A mischievous spirit entered a serpent to rob the humans of their likeness and the power over God’s creation, and over them. Evil appeared. Yet, evil had no autonomy whatsoever. It was a parasite. It needed to feed off of its target to exist. The angry spirits came to be known by man as demons, while the good spirits which protected and guided man, and gave man good news from God became known as angels.

The evil spirits rejoiced when the man was punished so severely. While other spirits who trusted God, smiled. Those were the spirits that knew God had a plan that allowed the man to doubt Him and rebel. This rebellion caused a great fissure in the similarity, but the expulsion also sent mankind out into the world to exercise his own intelligence and creativity. 

And so it happened that as the sun and earth danced around and around each other that millions of years went by, and indeed the humans entertained God and impressed the spirits with their language, and shelters and magnificent inventions, and they created artistic expressions for no utilitarian purpose but to speak to each other and to grow each other, much like seeds grow into sweet smelling roses. Men of learning rejoiced in everything. The earth became as much of a playground for men as the heavens were for the spirits.

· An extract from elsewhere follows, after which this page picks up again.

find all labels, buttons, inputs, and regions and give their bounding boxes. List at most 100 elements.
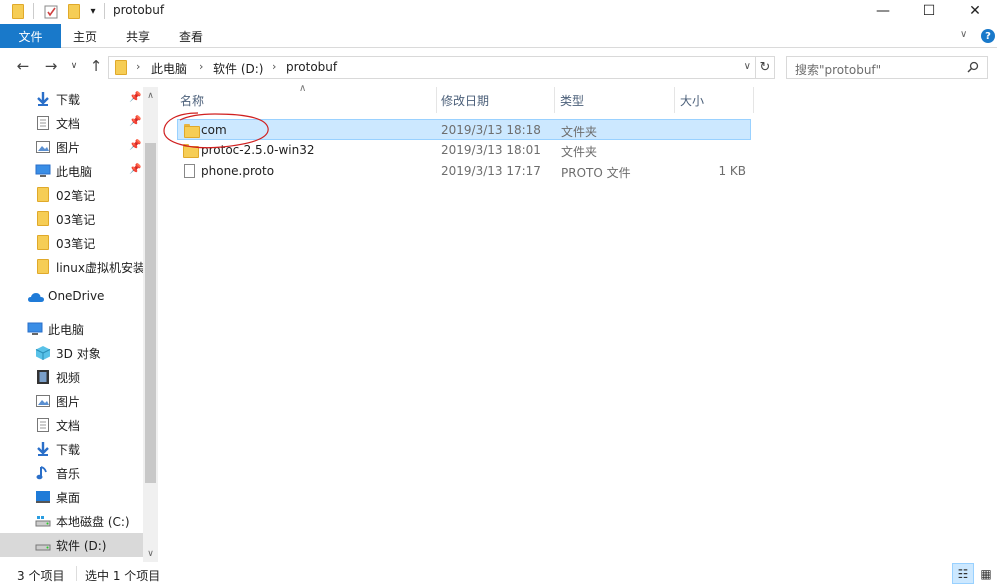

Both the spirits and the men had to deal with the rebellious ones among them, both the hostile  men and the hostile spirits. Wise spirits and wise men knew the value of the hostility and anger, as horrible as it was, as tragic, as violent. On earth as it was in the skies, an invisible war raged. It was a conflict that God in His Wisdom anticipated. God in His power and glory stood above this conflict that He could have easily vanquished. But He had a plan.